*Por Evaristo de Miranda – Doutor em ecologia, ex-pesquisador da Embrapa e membro da Academia Nacional de Agricultura da SNA (www.evaristodemiranda.com.br)
“Fora da longa lista de presentes da natureza para o homem, nenhum talvez é tão essencial para a vida humana quanto o solo”. Hugh Bennett
A terra, o chão, o solo, é um dos maiores patrimônios. O solo é o recurso natural mais fundamental à produção de alimentos. Vive-se sobre ele, vive-se dele e ao morrer, de uma forma ou outra, a ele retorna-se (Gn 3,19).
O meado de abril é marcado por datas comemorativas: dia do Exército, do índio, da voz, do hemofílico, do livro infantil, do hino nacional brasileiro e… do patrimônio mundial. A raiz latina de patrimônio evoca os bens herdados ou transmitidos pelo pai. O patrimônio deve ser cuidado, preservado, por vezes restaurado, e sempre ampliado, nunca delapidado. É assim para o patrimônio histórico, cultural, econômico e financeiro. É assim para os solos.
Coincidência ou não, 15 de abril é o Dia Mundial da Conservação do Solo. Nessa data nasceu, em 1881, o norte-americano Hugh Hammond Bennett, pioneiro nas ações de conservação do solo. Seu trabalho levou a criação do Serviço de Conservação do Solo, do Departamento de Agricultura dos EUA.
No Brasil, agricultores, técnicos e agrônomos trabalham para impedir a perda de solos por erosão, sobretudo sob a ação do vento e das chuvas. Tentam evitar a perda de nutrientes, insumos e o assoreamento de rios e reservatórios. Máquinas e tecnologias evoluíram na conservação física do solo;mantêm-no protegido sob palhada, restos vegetais e adubos verdes; evitam sua movimentação na aração pelo plantio direto na palha, cultivos em curvas de nível, terraceamento; gerenciam o escoar da água em estradas rurais.

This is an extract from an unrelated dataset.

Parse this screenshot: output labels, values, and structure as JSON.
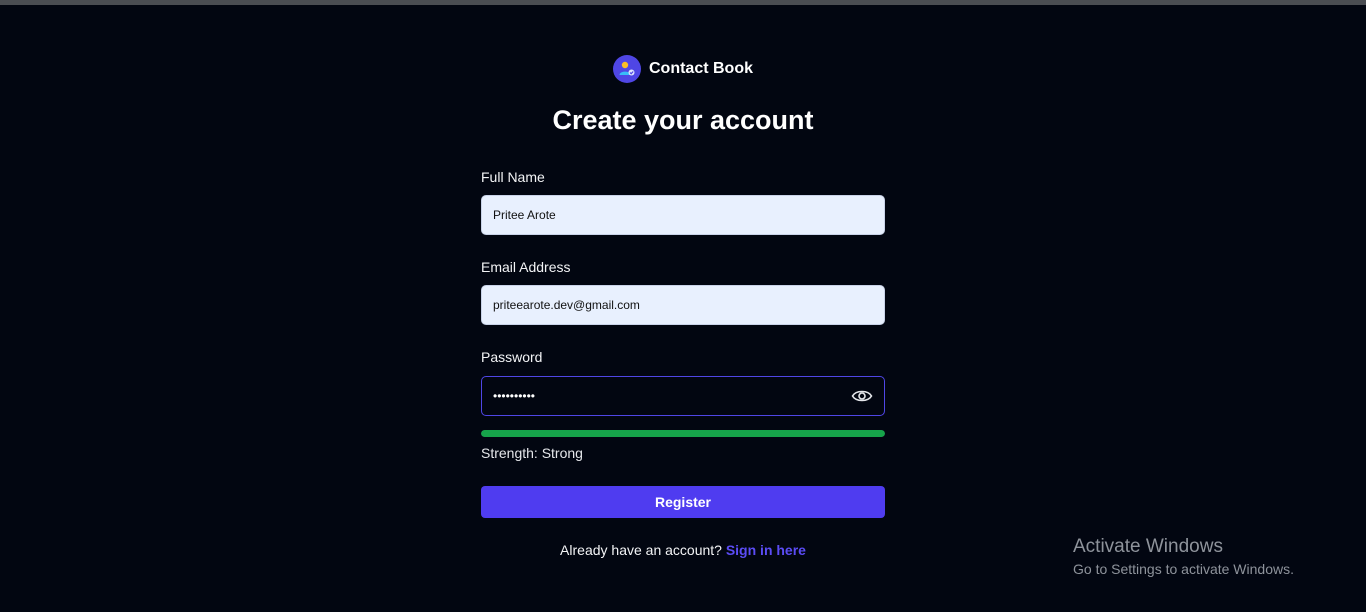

Na parte química, muito se evoluiu na correção da fertilidade dos solos, do equilíbrio entre seus nutrientes e micronutrientes, com calagem, gesso e adubações. Agricultores retornam ao solo resíduos sólidos e líquidos, como a vinhaça na cana de açúcar, tortas de filtros, compostagens e até lodo de esgoto. Com tecnologia, o mundo rural transformou os solos dos cerrados, pobres em nutrientes e com elementos tóxicos, como o alumínio, em terras produtivas. Práticas sustentáveis sob clima tropical foram e seguem sendo desenvolvidas, como os remineralizadores de solos, o uso de pó de rocha etc.
Na conservação biológica dos solos, a biodiversidade é favorecida pela boa gestão da matéria orgânica, ampliada com a dos resíduos agrícolas, o uso de biocondicionadores de solo e outros bioinsumos, produzidos nas fazendas;por rotações, consórcios, mix de adubos verdes, técnicas de agricultura regenerativa; integração lavoura-pecuária; cuidados com a biota edáfica etc.
Muito por fazer. Muito sendo feito. Um todo integrado. Nas festividades da Conservação dos Solos, cuidados e ações da agricultura com esse patrimônio deveriam inspirar áreas industriais e urbanas a cuidar melhor de seus solos, impermeabilizados em ampla escala sob asfalto e cimento, removidos, contaminados, transformados em locais de deposição, disposição, descarga, infiltração, acumulação, injeção ou enterramento de substâncias e produtos poluentes. Na conservação de solos, os ambientes urbanos são um desastre e têm muito a aprender com a agricultura.
Os trabalhos de conservação, restauração e regeneração dos solos e da biodiversidade pelo mundo rural poderiam inspirar e mobilizar a sociedade a cuidar de seu patrimônio moral, tão atacado e delapidado nos últimos tempos pelas mais altas hierarquias públicas e privadas.
Sem patrimônio moral, destrói-se o patrimônio público e privado, pela erosão de valores, princípios constitucionais, restrições à liberdade, censura,roubo e mau uso dos impostos. Triste ver o dinheiro público esbanjado em gastanças luxuosas,por quem deveria ser e dar o exemplo. A ser seguido e não combatido. Na Semana da Conservação do Solo e do patrimônio mundial cabe perguntar: Quem defenderá a Pátria e seus patrimônios?